Nähe zur Bundespolitik – Dependance in der Hauptstadt Berlin
Neben dem Büro in Düsseldorf ist Publicplan noch mit einer Dependance in der Hauptstadt Berlin vertreten – „natürlich suchen wir auch die Nähe zur Bundespolitik“, führt Knebel an – sowie im spanischen Malaga. „Die IT-Studiengänge an der dortigen Universität sind wirklich herausragend gut“, erklärt Christian Knebel diese auf den ersten Blick exotisch wirkende Wahl für einen Auslandsstandort.
Da die Jugendarbeitslosigkeit in Spanien weiterhin sehr hoch ist – zuletzt lag diese nach Angaben von Eurostat (Statistisches Amt der Europäischen Union) bei 28 Prozent der Erwerbsbevölkerung im Alter von 15 bis 24 Jahren, ein Spitzenwert für die EU – orientieren sich Studienabgänger häufig in Richtung Ausland. „Wir bieten diesen jungen, motivierten und gut ausgebildeten Menschen die Möglichkeit, zu 100 Prozent von dort aus zu arbeiten.“
Knebel ist ein Verfechter von „Open-Source-Software“, also von frei verfügbaren Computerprogrammen, die sich meist ohne Lizenzkosten nutzen und auch ändern lassen. „Sich allein von den Lösungen eines Softwarehauses abhängig zu machen, ist in keinem Fall eine gute Idee.“ Sollten Anbieter, etwa der US-amerikanische Gigant Microsoft, auf die Idee kommen, an der Preisschraube für die Nutzung ihrer Programme und Dienstleistungen zu drehen, fehle dann die Möglichkeit, umzusteigen.
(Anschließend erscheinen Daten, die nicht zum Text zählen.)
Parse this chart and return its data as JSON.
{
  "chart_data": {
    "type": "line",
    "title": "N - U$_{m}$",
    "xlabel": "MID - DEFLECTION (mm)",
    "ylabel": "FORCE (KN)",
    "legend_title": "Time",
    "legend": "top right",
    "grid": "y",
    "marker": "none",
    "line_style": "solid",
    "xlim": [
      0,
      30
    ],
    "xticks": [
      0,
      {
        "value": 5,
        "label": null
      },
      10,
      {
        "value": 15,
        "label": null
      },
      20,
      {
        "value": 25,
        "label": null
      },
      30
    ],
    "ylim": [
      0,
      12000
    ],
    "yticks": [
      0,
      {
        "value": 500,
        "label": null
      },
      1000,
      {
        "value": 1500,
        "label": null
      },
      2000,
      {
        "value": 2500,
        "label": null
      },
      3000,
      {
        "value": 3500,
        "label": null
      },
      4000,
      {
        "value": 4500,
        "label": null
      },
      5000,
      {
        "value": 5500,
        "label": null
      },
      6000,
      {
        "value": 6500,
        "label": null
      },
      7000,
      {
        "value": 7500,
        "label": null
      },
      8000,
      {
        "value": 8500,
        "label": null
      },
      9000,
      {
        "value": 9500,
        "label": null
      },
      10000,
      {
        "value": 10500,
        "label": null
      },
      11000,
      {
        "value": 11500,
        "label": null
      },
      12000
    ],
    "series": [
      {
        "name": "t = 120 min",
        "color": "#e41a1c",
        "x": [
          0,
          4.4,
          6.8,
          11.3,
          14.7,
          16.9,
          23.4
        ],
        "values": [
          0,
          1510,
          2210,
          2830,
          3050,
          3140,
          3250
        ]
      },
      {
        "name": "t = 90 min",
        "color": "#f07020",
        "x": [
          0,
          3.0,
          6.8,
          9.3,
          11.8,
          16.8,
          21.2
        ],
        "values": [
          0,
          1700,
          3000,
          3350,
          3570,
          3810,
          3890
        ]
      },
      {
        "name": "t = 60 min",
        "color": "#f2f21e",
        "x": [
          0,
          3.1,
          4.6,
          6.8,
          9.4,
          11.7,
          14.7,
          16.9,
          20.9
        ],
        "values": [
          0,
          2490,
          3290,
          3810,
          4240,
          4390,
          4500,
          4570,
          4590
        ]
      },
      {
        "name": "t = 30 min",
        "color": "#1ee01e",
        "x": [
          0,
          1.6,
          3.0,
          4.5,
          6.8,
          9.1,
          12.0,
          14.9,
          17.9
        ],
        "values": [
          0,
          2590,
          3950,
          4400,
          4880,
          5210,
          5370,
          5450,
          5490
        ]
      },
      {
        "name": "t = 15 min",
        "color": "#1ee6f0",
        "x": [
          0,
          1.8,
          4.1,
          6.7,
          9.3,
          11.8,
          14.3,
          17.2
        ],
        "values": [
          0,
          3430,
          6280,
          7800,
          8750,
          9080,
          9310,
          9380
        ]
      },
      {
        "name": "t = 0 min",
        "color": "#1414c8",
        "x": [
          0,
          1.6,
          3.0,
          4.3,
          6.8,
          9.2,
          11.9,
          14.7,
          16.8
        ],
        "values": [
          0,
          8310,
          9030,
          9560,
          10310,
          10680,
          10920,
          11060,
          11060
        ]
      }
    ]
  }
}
Gesetzgeber sollte digitale Umsetzung mitdenken
Durch die Umwälzungen der Coronapandemie sieht Firmenchef Knebel ein wachsendes Verständnis in den deutschen Behörden, welche Chancen und Möglichkeiten die Digitalisierung bietet. „Wünschenswert wäre es, wenn die Politik bei der Ausgestaltung von Verordnungen und Gesetzen schon frühzeitig mitdenken würde, wie eine digitale Umsetzung am Ende aussehen könnte.“
IHK Düsseldorf unterstützt bei Digitalisierung
„Wir beobachten eine große Dynamik bei der Digitalisierung. Auch zeigen aktuelle Studien, dass der Einsatz von KI und Software grundsätzlich für bestimmte Berufe Produktivitätssteigerungen mit sich bringen kann. Es gilt daher definitiv zu prüfen, inwiefern der Einsatz von KI und Software die akuten Fachkräfteengpässe in unserem IHK-Bezirk verringern kann“, erklärt Gregor Berghausen, Hauptgeschäftsführer der IHK Düsseldorf.
Laut einer Studie des IAB (Institut für Arbeitsmarkt- und Berufsforschung) sind Berufe nicht vollständig automatisierbar, sondern nur einzelne Tätigkeiten. „Da sich die Qualifikationsanforderungen durch die digitale Transformation wandeln, sollten die Unternehmen in Weiterbildung und Qualifikation investieren“, rät Dr. Nikolaus Paffenholz, Geschäftsführer Unternehmensservice.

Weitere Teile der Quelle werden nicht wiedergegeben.